To avoid protracted disputes, these issues should be addressed early, ideally at the term sheet stage, when the overall structure of the financing is being designed.
Minimum Portfolio Size: Balancing Flexibility and Diversification
Lenders will often insist on a minimum portfolio size threshold to preserve the diversification benefits that underpin portfolio financings. This is especially relevant in accretive portfolios, where sponsors have the ability to add new projects to the financing framework (commonly referred to as “hunting” facilities).
Striking the right balance is critical:
- For sponsors: Operational flexibility and the ability to manage assets dynamically are key priorities.
- For lenders: Ensuring sufficient diversification, particularly in smaller day-one portfolios, is essential to mitigate risk.
Key takeaways
- Portfolio financings can offer sponsors significant advantages over single-asset project finance by providing greater operational flexibility, economies of scale, and more flexible financing terms.
- The structuring of portfolios — such as the security and direct agreement package, due diligence workstreams, financing terms, and exit/monetisation strategies — warrant careful consideration at the outset to ensure that the financing is both bankable and meets the sponsor’s objectives.
- Terms of security documents and direct agreements should – to the extent possible – be harmonised across projects and jurisdictions. To achieve this, common security principles and local law considerations should be considered at the outset of a transaction.
- Sponsors should push for more flexible financing terms to reflect the diversification benefits of portfolios.
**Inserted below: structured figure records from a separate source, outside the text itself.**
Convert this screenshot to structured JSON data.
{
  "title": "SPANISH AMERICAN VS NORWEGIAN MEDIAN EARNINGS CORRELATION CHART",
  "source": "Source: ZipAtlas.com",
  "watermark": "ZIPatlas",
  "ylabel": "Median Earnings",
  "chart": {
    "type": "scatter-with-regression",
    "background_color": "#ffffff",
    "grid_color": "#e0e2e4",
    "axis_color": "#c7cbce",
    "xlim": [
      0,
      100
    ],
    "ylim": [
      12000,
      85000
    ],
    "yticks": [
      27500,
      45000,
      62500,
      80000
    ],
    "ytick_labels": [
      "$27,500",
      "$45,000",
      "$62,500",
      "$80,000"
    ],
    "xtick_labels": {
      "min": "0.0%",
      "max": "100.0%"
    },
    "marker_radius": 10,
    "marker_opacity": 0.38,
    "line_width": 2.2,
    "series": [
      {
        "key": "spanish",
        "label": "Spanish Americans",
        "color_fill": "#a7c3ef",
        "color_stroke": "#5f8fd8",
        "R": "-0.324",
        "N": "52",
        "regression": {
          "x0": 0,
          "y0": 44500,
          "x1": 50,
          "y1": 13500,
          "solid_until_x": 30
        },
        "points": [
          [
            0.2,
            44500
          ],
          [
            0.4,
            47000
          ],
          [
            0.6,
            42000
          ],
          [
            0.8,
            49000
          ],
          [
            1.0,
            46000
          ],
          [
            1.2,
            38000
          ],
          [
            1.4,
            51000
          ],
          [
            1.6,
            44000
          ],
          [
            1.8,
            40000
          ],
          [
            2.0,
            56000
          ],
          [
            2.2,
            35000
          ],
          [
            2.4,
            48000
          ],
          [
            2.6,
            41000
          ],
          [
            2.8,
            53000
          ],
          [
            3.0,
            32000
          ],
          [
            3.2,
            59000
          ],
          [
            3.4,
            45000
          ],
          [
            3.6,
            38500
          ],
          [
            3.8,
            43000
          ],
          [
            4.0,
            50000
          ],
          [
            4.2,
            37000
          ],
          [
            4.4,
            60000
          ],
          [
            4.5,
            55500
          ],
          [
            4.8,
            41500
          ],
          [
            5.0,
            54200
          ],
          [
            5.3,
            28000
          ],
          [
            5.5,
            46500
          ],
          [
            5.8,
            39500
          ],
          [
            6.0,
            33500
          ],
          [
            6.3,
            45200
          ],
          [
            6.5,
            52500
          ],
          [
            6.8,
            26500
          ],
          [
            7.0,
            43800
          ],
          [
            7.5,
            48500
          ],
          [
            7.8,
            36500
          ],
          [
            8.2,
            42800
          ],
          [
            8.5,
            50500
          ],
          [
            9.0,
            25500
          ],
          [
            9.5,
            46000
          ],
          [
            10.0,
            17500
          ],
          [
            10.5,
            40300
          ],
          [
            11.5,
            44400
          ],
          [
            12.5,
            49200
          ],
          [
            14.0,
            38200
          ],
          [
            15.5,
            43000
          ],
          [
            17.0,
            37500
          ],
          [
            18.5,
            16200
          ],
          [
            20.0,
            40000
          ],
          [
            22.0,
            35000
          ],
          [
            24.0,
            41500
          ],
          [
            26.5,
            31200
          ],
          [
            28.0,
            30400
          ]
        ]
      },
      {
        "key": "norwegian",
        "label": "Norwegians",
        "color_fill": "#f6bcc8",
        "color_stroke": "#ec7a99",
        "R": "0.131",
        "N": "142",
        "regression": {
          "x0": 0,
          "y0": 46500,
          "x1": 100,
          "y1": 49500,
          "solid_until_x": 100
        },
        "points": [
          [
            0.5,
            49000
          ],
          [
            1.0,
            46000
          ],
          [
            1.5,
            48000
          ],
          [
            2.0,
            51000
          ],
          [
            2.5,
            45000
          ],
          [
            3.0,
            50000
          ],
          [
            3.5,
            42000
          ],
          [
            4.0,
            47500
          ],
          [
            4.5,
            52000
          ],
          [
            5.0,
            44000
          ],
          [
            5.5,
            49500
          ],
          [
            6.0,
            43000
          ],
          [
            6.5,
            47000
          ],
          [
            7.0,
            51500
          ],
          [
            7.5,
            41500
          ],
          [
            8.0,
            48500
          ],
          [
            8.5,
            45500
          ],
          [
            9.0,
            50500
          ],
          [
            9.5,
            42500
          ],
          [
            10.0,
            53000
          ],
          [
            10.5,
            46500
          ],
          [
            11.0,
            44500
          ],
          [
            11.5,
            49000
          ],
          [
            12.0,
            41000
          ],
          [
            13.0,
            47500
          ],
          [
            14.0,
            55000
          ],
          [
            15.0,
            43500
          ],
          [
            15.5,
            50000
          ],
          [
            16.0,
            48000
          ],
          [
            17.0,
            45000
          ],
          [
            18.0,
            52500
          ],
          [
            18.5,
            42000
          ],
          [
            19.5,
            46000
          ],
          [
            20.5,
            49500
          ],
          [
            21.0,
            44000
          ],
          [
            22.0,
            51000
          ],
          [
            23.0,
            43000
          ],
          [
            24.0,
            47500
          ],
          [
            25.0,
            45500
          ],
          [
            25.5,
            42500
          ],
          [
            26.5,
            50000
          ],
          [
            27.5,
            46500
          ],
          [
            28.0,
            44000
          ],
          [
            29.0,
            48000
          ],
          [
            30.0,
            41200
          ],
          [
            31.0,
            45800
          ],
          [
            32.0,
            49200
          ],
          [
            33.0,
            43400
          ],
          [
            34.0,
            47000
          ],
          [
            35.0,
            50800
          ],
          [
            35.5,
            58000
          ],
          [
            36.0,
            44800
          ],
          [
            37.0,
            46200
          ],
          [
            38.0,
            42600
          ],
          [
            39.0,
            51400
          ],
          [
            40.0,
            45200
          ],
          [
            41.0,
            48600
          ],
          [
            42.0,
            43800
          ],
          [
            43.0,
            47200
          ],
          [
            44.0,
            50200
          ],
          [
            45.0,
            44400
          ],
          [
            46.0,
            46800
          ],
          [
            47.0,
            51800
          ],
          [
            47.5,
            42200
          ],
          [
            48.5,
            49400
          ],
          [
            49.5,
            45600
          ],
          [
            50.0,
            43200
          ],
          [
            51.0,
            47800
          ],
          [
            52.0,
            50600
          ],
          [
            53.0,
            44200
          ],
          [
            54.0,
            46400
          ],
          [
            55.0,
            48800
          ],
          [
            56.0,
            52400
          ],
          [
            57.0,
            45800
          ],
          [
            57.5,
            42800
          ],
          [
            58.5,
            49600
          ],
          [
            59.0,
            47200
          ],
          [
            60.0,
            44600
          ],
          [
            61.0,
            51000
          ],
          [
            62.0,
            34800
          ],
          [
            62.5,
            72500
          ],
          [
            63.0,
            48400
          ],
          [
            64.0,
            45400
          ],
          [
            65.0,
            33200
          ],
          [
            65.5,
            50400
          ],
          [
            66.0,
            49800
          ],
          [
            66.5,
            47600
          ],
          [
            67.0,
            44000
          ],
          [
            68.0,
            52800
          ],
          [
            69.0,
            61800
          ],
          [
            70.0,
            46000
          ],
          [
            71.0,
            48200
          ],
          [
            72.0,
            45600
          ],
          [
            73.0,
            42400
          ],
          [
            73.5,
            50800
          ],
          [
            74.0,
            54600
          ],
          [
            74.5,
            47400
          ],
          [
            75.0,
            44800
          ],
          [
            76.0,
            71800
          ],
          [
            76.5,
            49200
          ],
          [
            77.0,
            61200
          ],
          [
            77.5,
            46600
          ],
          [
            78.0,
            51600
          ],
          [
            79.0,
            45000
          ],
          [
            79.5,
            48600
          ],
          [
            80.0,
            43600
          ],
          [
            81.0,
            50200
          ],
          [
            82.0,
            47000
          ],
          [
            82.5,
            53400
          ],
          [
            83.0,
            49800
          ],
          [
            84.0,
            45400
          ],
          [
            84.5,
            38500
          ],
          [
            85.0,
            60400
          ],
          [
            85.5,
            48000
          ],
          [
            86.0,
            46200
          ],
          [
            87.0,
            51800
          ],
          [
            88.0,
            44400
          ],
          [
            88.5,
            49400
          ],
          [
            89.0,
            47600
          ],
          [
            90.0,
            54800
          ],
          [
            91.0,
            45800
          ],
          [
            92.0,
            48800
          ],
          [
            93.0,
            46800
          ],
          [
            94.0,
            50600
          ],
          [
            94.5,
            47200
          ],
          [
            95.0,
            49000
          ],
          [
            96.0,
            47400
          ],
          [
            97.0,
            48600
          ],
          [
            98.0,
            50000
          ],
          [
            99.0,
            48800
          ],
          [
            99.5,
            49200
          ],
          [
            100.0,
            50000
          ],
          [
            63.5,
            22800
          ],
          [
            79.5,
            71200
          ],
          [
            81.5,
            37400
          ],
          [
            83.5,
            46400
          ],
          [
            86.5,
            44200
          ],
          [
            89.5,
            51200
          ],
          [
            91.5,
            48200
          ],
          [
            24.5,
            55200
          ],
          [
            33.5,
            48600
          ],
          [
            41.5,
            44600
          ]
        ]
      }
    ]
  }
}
Some of the most important tools are portfolio-wide testing and the qualification of lender rights and remedies by introducing a portfolio effect.
- Portfolios finance structures can facilitate take-out of assets, refinancing at various levels of the structure and other monetisation strategies by the sponsor. To maximise return on investment, sponsors should ensure that envisaged monetisation strategies are properly structured and pre-baked into the documentation.